Natural language processing (NLP for short) using artificial intelligence has many areas of application, e.g., telephone or written dialogue systems (so-called chat bots) that provide cinema information, book a ticket, take sick leave, or answer various questions arising during certain industrial processes. Such chat bots are often also involved in social media, e.g., to recognize critical statements and to moderate them if necessary. With increasing progress in the field of artificial intelligence in general and NLP in particular, self-learning models are spreading that dynamically (and therefore mostly unsupervised) supplement their technical and linguistic knowledge from concrete practical use. But such approaches are susceptible to intentional or unintentional malicious disguise. Examples from industrial practice have shown that chat bots quickly "learn" for instance racist statements in social networks and then make dangerous extremist statements. It is therefore of central importance that NLP-based models are able to distinguish between valid "In-Domain (ID)" and invalid "Out-Of-Domain (OOD)" data (i.e., both inputs and outputs). However, the developers of an NLP system need an immense amount of ID and OOD training data for the initial training of the AI model. While the former are already difficult to find in sufficient quantities, the a priori choice of the latter is usually hardly possible in a meaningful way.

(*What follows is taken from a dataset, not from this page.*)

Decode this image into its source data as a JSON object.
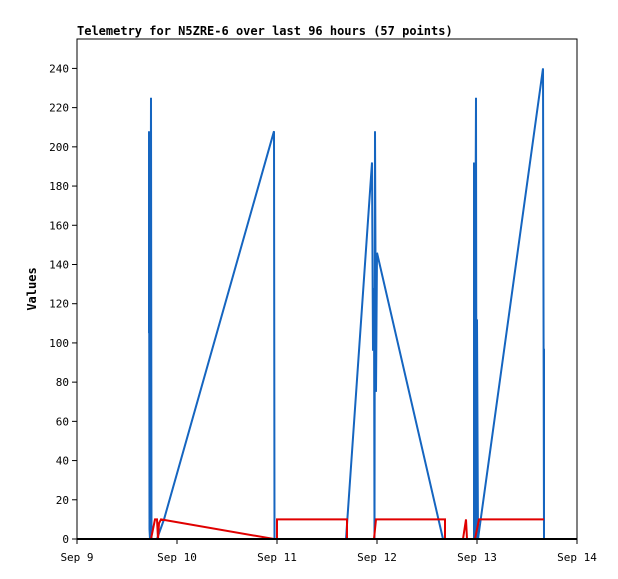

In 2022, we therefore examined and compared different approaches to OOD detection that work with little to no training data at all (hence called "few-shot"). The currently best and most widespread, transformer-based and pre-trained language model RoBERTa served as the basis for the experimental evaluation. To improve the OOD detection, we applied "fine-tuning" and examined how reliable the adaptation of a pre-trained model to a specific domain can be done. In addition, we implemented various scoring methods and evaluated them to determine threshold values for the classification of ID and OOD data. To solve the problem of missing training data, we also evaluated a technique called "data augmentation": with little effort GPT3 ("Generative Pretrained Transformer 3", an autoregressive language model that uses deep learning to generate human-like text) can generate additional and safe ID and OOD data to train and evaluate NLP models.